INTRODUÇÃO
Nas discussões judiciais, as partes submetem ao Estado-juiz o poder de resolver o litígio no qual estão inseridas. É um método de heterocomposição. Assim, para a formação da relação jurídica, o autor busca a tutela jurisdicional do Estado, utilizando de seu direito de ação. O Estado-juiz, verificando a descrição feita pelo autor de seu adversário, busca meios adequados e legais para trazer a parte para se defender. E, feita a citação válida, temos a formação da relação jurídica processual.
O problema é quando uma das partes utiliza de meios indevidos para não dar ao processo o trâmite devido. Exemplifiquemos: o réu começa a se furtar para que a tutela possa ser procrastinada ou utiliza de meios ardilosos para que protele o andamento normal do processo; o autor inventa endereço do réu para poder apresentar ao magistrado uma "falsa realidade" de que o réu se furta e busque meios de implementar suas vontades chanceladas pelo Poder Judiciário.
A questão gira em torno, exatamente, quanto à citação válida da ré para a continuidade processual. Os meios para a citação existentes em nosso ordenamento são citação postal, por meio de oficial de justiça, por hora certa e por edital.
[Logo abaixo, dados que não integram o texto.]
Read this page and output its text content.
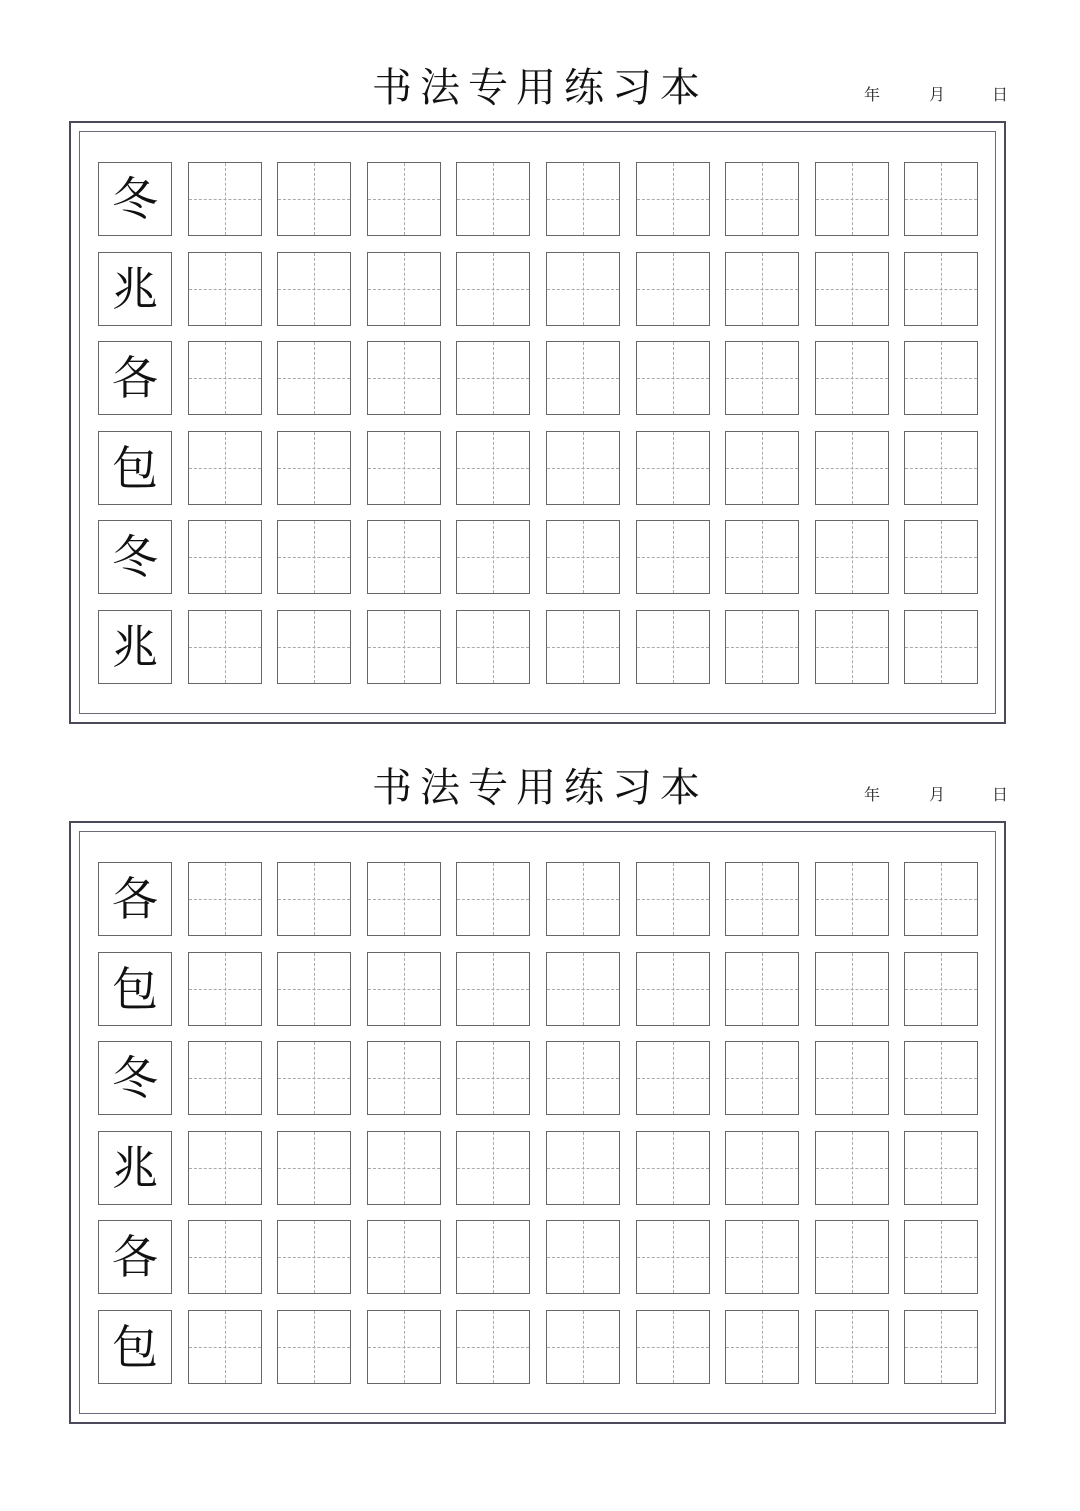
书法专用练习本	年	月	日
冬
兆
各
包
冬
兆
书法专用练习本	年	月	日
各
包
冬
兆
各
包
Resumidamente, podemos apresentar as formas de citação, como segue: inicialmente, criou-se uma forma mais célere de citação que é a postal, mais informal, que independe de oficial de justiça, trazendo celeridade à discussão. Também, buscando meios para trazer o réu, que procura se furtar de oficial de justiça e evitar a citação, para a demanda, criou-se a citação por hora certa. Finalmente, vendo que o réu mesmo por meio de citação por hora certa ou que muda de endereço para fugir de suas obrigações legais, procurando evitar a frustração da pretensão judicial, criou-se a citação por edital. No entanto, há uma obscuridade ou uma omissão na legislação que pode levar a prejuízo incalculável a parte ré.
Atenhamo-nos a seara do Direito Processual do Trabalho. A legislação trabalhista prevê que a regra é por meio de citação por carta (art. 841, §1º, CLT). Além deste, também a citação por oficial de justiça é possível. Como medida extrema, surge a citação por Edital (art. 841, §1º, CLT - in fine).
Tendo em vista as formas de citação, há uma brecha na lei a qual não faz distinção entre estarem os reclamados em outro Estado da federação diferente do postulado a reclamatória. Isto ocorre principalmente quando há desempenho de relação de trabalho ou mesmo discussões de relação empregatícia no local da prestação do serviço.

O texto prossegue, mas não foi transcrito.